Notting Hill works because it takes the basic Rom-Com structure, but manages to find originality through the characters and the situations they find themselves in. Most of this is down to the talents of Richard Curtis, who has a real eye for situation comedy. Curtis’s tale follows Will, the divorced owner of a travel bookshop in London’s illustrious Notting Hill. One day Anna Scott, the world’s biggest movie star, walks in to Will’s shop. Against all the odds Anna & Will begin to fall for each other, but their vastly different walks of life threaten to ruin their relationship.
It’s a charming love story that is, of course, predictable in its narrative structure. However, Curtis manages to find enough compelling originality by clashing Will’s relatable life with that of Anna’s world of press conferences and fancy parties. It’s this clash of cultures that’s wonderfully highlighted during the films standout scene, in which Will brings Anna to his baby sisters dinner party as his date. It’s a testament to the talent of Curtis that he manages to mix the comedy of this culture clash – the facial expressions of Will’s friend as they realize who he has brought to dinner are priceless – with moments of heartache; Gina McKee’s revelation about being unable to have a child is quietly devastating.

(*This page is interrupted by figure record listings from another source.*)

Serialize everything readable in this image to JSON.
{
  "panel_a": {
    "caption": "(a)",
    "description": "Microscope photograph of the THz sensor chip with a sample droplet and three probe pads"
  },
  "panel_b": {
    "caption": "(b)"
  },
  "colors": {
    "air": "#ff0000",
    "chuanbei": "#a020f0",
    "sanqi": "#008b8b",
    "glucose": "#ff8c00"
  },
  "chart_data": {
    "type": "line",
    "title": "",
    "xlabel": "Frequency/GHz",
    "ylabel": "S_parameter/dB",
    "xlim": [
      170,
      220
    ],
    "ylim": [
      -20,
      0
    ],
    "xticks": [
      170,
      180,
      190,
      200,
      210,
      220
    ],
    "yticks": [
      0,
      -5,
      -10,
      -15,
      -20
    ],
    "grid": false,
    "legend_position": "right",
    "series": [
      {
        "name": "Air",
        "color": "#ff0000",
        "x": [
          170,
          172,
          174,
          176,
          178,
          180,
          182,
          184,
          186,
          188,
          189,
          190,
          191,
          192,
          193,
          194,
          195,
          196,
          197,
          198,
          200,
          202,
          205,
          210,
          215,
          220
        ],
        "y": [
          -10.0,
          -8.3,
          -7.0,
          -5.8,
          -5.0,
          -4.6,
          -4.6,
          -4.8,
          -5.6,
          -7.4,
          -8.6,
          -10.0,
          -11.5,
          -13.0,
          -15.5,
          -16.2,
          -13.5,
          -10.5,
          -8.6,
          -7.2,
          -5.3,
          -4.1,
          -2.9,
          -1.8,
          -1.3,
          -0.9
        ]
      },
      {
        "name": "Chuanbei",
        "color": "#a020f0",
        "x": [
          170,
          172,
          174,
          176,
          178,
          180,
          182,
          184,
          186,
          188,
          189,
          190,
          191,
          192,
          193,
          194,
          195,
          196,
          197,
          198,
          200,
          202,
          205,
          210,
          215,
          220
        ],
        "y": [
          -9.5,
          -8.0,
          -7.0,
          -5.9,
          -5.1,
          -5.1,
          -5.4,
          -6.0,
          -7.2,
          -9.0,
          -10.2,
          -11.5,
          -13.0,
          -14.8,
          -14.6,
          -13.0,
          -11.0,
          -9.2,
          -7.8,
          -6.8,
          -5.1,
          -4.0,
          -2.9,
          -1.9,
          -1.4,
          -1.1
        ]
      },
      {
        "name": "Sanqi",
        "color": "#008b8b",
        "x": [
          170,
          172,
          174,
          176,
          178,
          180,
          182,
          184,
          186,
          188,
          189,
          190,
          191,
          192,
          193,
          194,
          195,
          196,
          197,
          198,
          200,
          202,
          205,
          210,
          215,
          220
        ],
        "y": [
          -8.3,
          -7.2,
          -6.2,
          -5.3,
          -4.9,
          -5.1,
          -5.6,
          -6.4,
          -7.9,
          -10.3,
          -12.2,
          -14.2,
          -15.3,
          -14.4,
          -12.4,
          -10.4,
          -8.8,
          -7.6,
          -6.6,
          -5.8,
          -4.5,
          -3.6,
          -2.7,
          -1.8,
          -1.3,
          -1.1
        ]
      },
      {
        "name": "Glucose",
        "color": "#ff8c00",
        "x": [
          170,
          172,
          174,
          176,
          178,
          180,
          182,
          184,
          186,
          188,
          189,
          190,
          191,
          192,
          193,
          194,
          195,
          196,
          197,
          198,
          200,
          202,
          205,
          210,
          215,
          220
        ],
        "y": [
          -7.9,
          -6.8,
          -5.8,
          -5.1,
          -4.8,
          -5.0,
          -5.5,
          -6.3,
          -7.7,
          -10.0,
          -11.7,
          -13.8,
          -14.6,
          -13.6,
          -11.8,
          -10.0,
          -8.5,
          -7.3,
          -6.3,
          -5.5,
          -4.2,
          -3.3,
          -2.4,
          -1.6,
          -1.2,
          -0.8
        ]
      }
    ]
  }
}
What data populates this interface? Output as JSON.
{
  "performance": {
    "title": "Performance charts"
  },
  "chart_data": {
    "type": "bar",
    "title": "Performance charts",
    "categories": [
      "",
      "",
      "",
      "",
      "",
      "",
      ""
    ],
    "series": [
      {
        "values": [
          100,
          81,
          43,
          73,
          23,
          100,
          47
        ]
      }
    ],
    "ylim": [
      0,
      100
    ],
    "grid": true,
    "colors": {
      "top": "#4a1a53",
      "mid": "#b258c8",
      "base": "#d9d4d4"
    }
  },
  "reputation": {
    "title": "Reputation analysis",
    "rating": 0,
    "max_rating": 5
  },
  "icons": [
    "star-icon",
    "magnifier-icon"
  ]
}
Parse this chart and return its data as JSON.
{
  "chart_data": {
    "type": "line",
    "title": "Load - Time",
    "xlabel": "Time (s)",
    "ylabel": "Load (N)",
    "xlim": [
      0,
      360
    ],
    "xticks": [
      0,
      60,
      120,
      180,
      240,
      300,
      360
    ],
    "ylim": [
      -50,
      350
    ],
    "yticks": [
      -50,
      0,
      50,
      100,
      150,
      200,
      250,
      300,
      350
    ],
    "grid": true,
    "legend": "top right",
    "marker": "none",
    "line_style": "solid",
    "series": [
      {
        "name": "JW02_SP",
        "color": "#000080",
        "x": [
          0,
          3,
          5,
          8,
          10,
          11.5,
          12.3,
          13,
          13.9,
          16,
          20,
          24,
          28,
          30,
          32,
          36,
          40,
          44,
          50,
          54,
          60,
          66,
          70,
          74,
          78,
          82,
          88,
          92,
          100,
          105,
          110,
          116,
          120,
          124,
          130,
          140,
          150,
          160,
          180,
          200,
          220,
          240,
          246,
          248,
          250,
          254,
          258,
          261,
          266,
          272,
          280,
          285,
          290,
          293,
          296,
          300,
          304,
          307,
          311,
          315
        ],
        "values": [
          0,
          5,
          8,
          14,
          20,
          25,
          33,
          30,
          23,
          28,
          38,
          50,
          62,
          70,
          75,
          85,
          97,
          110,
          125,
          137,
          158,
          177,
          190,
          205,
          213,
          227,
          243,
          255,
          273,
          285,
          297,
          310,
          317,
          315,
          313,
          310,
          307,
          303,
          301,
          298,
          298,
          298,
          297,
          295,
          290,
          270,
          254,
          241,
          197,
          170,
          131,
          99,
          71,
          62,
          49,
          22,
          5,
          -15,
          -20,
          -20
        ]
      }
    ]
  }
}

As Will, Hugh Grant plays the bumbling English gent like it’s second nature. For the most part his comic timing is flawless and Curtis’s script throws up some great lines; Will, having been forced to impersonate a journalist at a movie press junket, asking a young Mischa Barton if Leonardo DiCaprio is her “favorite Italian director” makes me laugh every time. Meanwhile, Julia Roberts (an actress for whom I am not a fan) does well in making a relatable human character out of a 2 dimensional movie star that, at times, you want to hate and can’t help but like. The chemistry between the two stars is clear to see; theirs is a love story that you cannot help but be swept up in.
Notting Hill has a fantastic supporting cast, all of who hold their own admirably. However, it is Rhys Ifans as Will’s flat mate Spike who steals the show; he gets all the best lines and his delivery is always perfect.
Of course, some aspects of Moore’s film fall too close to cheesy; the soundtrack, for example, makes you sigh whenever it kicks in (particularly that god awful Ronan Keating song). Worse than that is the presentation of London, which is just annoyingly fanciful.
Nonetheless, Notting Hill remains a superior Rom-Com; in fact I would go as far as to say it is favourite. It’s rare that I am able to watch a film with Hugh Grant in without crying and while I cry during Notting Hill, that’s with laughter not with disappointment.